UPDATE: The hyperlink to the study was changed by the Project and has now been updated here. The hyperlink to the executive summary remains broken. (September 12, 2013)
The National Self Represented Litigants Project headed by University of Windsor prof Julie Macfarlane has released its report, “Identifying and Meeting the Needs of Self-Represented Litigants.“. There is also available an executive summary of the report.
The Project interviewed 283 self-represented litigants from Ontario, Alberta and British Columbia, as well as 107 providers of advice or other legal service.
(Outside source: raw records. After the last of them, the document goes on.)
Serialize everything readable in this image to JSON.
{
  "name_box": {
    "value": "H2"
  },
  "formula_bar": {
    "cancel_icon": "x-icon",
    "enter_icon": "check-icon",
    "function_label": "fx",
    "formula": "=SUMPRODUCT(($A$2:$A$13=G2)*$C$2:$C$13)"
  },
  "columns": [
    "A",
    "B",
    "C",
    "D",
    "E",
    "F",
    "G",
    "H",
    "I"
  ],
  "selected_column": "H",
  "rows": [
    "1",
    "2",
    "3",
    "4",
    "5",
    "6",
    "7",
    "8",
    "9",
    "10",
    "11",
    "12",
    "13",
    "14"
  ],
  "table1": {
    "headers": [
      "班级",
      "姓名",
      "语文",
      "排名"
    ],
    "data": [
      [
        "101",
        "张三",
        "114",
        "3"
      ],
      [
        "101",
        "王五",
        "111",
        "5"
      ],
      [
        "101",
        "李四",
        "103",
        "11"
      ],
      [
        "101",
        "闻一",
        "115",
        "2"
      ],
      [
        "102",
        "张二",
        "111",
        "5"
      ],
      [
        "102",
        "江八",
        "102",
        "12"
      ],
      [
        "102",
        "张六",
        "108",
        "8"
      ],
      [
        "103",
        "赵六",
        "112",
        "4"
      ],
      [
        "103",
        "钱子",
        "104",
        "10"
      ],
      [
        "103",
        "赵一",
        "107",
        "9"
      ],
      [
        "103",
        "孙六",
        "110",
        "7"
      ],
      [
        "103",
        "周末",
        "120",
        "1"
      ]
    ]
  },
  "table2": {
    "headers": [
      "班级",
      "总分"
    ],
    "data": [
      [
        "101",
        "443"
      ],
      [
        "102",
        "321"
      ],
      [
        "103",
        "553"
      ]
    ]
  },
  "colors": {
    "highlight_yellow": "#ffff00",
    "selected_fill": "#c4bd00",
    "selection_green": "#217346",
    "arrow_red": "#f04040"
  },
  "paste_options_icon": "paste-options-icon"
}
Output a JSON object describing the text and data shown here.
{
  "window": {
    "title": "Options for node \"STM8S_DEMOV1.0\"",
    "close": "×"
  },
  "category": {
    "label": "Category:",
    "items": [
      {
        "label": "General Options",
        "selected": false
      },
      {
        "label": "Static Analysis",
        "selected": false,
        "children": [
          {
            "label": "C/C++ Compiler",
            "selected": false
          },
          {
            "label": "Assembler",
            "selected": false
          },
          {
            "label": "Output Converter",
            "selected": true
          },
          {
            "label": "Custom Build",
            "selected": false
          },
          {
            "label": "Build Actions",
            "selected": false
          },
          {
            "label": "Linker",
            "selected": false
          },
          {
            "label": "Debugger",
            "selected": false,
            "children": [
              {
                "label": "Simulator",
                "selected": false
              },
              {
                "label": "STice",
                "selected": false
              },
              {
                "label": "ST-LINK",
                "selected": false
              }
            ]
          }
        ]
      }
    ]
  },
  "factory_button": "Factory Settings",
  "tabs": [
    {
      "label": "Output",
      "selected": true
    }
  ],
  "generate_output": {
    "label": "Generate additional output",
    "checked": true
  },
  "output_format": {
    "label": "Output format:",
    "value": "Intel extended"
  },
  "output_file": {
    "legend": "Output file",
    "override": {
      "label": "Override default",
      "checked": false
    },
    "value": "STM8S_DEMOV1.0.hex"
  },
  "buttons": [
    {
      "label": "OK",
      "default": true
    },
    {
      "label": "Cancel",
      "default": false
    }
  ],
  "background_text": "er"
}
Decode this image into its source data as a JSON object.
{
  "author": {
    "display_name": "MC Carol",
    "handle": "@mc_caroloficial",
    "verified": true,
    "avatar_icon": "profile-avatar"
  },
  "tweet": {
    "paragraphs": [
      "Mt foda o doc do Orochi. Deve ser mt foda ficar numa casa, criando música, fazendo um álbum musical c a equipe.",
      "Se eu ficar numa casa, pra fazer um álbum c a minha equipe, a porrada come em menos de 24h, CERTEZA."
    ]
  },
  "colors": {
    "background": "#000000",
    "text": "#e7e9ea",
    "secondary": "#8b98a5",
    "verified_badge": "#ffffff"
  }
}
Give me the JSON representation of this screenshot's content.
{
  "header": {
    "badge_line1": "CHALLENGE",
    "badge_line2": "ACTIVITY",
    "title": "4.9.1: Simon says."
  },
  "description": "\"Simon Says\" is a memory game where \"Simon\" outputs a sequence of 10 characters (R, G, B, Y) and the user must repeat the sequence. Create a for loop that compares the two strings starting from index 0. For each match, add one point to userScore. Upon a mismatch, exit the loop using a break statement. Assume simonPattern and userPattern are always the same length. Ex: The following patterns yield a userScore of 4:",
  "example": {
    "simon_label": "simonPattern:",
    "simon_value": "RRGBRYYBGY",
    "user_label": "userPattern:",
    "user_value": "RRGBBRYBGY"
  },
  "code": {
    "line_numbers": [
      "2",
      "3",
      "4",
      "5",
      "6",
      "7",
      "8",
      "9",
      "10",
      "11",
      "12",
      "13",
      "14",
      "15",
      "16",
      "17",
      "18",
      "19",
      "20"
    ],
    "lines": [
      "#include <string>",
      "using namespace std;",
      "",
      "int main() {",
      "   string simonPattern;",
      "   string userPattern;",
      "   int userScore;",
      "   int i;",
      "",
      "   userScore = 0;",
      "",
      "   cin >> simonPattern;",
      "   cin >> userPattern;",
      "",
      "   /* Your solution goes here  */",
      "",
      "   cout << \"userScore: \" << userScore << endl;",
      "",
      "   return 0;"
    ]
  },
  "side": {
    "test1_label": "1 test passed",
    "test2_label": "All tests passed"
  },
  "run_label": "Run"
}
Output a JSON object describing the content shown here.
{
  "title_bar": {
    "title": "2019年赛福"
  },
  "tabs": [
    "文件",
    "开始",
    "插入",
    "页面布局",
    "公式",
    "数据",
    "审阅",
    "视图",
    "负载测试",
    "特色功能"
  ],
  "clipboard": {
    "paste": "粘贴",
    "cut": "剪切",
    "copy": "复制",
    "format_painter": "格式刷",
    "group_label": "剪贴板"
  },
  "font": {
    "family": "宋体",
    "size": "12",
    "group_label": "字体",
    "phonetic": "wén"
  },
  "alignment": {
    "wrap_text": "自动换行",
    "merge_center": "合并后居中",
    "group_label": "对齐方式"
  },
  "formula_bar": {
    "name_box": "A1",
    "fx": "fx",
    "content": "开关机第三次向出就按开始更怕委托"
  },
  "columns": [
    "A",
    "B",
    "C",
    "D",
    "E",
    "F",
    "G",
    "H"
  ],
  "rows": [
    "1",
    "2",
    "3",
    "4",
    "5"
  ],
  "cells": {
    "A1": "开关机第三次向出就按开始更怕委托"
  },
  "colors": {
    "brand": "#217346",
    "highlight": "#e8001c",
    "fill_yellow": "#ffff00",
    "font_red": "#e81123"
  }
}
Despite the presence of a large amount of online information relevant to their legal issues, a large number of the litigants became confused and overwhelmed by the tasks involved in self-representation, finding the online material not helpful in addressing the particular practical steps they faced in the legal process. The executive summary concludes, generally:
The study data illustrates a range of negative consequences experienced by SRL’s as a result of representing themselves. These include depletion of personal funds and savings for other purposes; instability or loss of employment caused by the amount of time required to manage their legal case; social and emotional isolation from friends and family as the case becomes increasingly complex and overwhelming; and a myriad of health issues both physical and emotionally.
The 150 page report contains a fair number of detailed “preliminary” recommendations, addressing such matters as the filling of court forms, the nature of online information, the re-examination of the current distinction between legal information and legal advice, and the unbundling of legal services.
The study was financed by the Law Foundations of the three provinces involved.